Estava destinado a altos voos e em 2015 subiu ao pódio nos Mundiais de Pequim, lado a lado com Nelson Évora (bronze) e Christian Taylor (ouro). Aguardava-se com alguma expectativa pela presença nos Jogos Olímpicos Rio 2016. Mas uma lesão estragou-lhe os planos e impediu-o de participar.
É reservado e grato! Talvez em demasia, o que lhe vale alguns comentários sobre arrogância ou falta de humildade. Competir na mesma disciplina que Nelson Évora também não ajudou à sua integração pela forma como a sua naturalização foi tratada.
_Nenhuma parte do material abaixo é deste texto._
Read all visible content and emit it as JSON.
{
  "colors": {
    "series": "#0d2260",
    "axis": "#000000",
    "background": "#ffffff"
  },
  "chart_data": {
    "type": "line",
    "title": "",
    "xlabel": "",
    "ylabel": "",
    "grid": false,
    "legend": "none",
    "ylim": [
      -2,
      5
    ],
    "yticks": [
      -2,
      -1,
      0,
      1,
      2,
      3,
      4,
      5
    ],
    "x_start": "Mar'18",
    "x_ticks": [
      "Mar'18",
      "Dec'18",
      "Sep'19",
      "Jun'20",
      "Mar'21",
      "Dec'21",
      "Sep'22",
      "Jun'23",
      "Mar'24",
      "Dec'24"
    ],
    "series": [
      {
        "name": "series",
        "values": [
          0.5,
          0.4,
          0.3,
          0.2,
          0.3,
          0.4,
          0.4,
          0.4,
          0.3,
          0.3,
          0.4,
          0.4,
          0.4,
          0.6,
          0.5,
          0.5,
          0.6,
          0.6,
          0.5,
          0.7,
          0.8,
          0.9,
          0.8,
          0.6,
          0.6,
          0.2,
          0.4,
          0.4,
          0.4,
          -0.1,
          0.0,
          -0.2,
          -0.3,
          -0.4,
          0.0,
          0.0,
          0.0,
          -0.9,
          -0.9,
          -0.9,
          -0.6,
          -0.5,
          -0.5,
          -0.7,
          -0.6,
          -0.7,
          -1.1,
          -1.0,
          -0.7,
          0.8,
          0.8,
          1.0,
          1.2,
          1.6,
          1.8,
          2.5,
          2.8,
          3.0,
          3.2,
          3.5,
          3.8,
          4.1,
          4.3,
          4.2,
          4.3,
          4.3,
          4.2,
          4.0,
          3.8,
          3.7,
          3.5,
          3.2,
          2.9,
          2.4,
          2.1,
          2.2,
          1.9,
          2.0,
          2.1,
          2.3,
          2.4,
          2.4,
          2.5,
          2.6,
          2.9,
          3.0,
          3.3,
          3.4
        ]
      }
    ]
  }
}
O processo recorde demorou apenas alguns meses ao abrigo de um inicial estatuto de refugiado, mas Pichardo ainda teve de esperar quase ano e meio para competir por Portugal. As regras da World Athletics preveem um período de três anos sem competir internacionalmente para os naturalizados. Mas há exceções e o Benfica chegou a atacar a Federação de Atletismo por não lutar pela rápida integração do luso-cubano nas provas internacionais – falhou os Mundiais Indoor de Birmingham e os Europeus de Berlim e de Glasgow –, dando a entender que estaria ligado à polémica com Nelson Évora, que considerou a naturalização de Pichardo “um ataque pessoal”.
O cubano estreou-se com as cores portuguesas em agosto de 2019 com uma vitória no Europeu de Nações de atletismo, em Sandnes, na Noruega, ao saltar 16.98. Desiludiu nos Mundiais ao ar livre de 2019 com um quarto lugar, mas vingou-se nos europeu de 2021 com uma supremacia tal que qualquer um dos saltos lhe daria o ouro.
Agora alcançou o seu grande objetivo, o ouro olímpico. Mas quer mais e já aponta a Paris 2024, onde quer quebrar o recorde do mundo que dura há 26 anos.